Hipnotizados por una sociedad de consumo que reconoce que «esto» se veía venir, una sociedad que entra en pánico durante unas horas pero poco después, duerme placenteramente sabiendo que su gobierno es capaz de reestablecer la calma que tanto desean, y sobre la que no se preguntan; un mundo donde podemos una bomba pero a continuación aspiramos a vestir con ropas de Miyake o Lafressange, bolsos de Vuitton o zapatos de Laboutin.

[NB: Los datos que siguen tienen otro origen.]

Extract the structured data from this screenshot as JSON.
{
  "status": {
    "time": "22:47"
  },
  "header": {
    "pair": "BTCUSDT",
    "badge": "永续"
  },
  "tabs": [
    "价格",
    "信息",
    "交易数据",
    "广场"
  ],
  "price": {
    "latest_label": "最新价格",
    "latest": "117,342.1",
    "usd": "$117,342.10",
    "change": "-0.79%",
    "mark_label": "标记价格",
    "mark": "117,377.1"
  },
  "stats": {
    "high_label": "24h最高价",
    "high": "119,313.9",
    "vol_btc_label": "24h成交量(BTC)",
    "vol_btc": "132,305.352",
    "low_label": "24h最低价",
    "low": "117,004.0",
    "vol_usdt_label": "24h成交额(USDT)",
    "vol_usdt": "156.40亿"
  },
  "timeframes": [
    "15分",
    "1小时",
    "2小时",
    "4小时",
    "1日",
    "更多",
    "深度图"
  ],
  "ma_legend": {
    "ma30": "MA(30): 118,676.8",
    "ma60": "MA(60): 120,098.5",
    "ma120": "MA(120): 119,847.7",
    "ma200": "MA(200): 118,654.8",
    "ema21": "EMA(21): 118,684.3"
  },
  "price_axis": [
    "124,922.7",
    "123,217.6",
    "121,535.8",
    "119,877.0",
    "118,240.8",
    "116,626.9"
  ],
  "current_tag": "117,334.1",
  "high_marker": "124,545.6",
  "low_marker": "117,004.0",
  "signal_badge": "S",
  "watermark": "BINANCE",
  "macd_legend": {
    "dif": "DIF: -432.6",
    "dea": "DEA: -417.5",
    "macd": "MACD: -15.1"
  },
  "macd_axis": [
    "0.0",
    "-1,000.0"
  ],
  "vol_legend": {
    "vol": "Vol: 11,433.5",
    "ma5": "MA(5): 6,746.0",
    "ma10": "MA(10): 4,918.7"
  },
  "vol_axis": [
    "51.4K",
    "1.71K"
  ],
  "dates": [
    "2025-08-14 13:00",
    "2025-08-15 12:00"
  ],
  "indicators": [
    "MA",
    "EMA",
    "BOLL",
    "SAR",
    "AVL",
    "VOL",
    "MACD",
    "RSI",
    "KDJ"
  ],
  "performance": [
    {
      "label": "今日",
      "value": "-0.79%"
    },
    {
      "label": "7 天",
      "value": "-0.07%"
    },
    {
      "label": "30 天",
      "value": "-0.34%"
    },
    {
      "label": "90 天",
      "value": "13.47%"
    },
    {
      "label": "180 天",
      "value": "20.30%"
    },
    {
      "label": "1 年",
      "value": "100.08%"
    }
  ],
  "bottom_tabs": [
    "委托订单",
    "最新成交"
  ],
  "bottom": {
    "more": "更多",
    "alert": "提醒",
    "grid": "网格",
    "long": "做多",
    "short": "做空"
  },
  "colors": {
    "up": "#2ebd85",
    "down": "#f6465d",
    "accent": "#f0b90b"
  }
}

Un placer instantáneo que exige otro a continuación para mantener un mínimo de endorfinas activas, hedonismos contemporáneos ajenos al pensamiento, al arte, a la cultura, a la política. Una mujer y una pistola parecería decir Bonello en su último ensayo fílmico, una obra rotunda y compleja, escasamente complaciente y nada condescendiente con ninguno de los interpelados, es decir, con todos nosotros. Deberíamos sentirnos incómodos y no indiferentes, viendo «Nocturama», una película que sigue resonando en el cerebro sin necesidad de bombas, no podemos ocultarnos tras máscaras doradas por que no todos podemos ser Juana de Arco, pero tampoco por eso deberíamos conformarnos con ser esclavos permanentes. Al menos durante unas horas de la noche estos jóvenes han creído que dominaban y tenían París bajo sus pies, un dominio vacío y ficticio consecuencia de su propia falta de sentido final.